Jednak produkcja stali jest znacznie niższa niż w przeszłości, a choć część eksportu się poprawiła, istnieją również poważne wyzwania transportowe, takie jak zakłócenia w działalności portów i rosyjski atak rakietowy na krajową sieć kolejową.

Raport stwierdza, że ​​zmniejszenie podaży było odczuwalne w całej Europie.Zarówno Rosja, jak i Ukraina są głównymi światowymi eksporterami stali.Według Konfederacji Europejskiego Przemysłu Stalowego, branżowej grupy handlowej, przed wojną te dwa kraje łącznie odpowiadały za około 20 procent unijnego importu gotowej stali.

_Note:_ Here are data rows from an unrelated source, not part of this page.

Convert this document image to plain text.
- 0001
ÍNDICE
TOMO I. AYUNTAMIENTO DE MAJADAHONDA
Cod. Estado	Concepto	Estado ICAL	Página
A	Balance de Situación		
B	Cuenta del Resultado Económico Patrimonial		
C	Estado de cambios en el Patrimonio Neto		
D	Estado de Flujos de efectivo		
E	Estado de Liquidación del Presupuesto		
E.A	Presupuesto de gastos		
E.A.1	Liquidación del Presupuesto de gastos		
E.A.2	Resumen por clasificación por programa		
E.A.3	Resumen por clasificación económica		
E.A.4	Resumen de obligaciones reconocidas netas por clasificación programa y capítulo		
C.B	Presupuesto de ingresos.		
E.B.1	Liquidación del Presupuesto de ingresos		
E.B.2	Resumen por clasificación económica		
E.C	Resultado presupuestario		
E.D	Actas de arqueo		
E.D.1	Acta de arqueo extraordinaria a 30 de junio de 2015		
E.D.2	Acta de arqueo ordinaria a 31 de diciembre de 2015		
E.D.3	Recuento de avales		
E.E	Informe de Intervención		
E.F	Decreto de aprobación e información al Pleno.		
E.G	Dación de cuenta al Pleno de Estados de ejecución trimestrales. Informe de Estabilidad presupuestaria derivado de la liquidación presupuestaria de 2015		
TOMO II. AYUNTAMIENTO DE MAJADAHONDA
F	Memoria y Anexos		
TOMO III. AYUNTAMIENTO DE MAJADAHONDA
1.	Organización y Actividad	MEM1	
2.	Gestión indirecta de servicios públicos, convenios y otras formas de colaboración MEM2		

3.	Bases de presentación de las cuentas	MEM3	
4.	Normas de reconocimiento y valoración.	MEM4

Wielu europejskich producentów stali polega na Ukrainie w zakresie surowców, takich jak węgiel metalurgiczny i ruda żelaza.

Notowana na londyńskiej giełdzie ukraińska firma górnicza Fira Expo jest głównym eksporterem rudy żelaza.Inne firmy produkcyjne importują produkowane przez firmę kęsy płaskie, półfabrykaty i pręty zbrojeniowe wykorzystywane do wzmacniania betonu w projektach budowlanych.

1000 500

Firma zazwyczaj eksportuje około 50 procent swojej produkcji do Unii Europejskiej i Wielkiej Brytanii, powiedział Yuri Ryzhenkov, dyrektor generalny Mite Investment Group.„To duży problem, zwłaszcza dla krajów takich jak Włochy i Wielka Brytania.Wiele półproduktów pochodzi z Ukrainy” – powiedział.

Jedna z największych firm przetwórstwa stali w Europie i wieloletni klient Mite Investment Group, włoska Marcegalia, jest jedną z firm, które muszą konkurować o alternatywne dostawy.Średnio 60 do 70 procent płaskich kęsów stalowych firmy pochodziło z Ukrainy.

„W branży panuje niemal panika” — powiedział dyrektor generalny firmy, Antonio Marcegalia.„Trudno znaleźć wiele surowców”.

Pomimo początkowych obaw związanych z dostawami, Marcegalia znalazła alternatywne źródła w Azji, Japonii i Australii, a produkcja jest kontynuowana we wszystkich jej zakładach.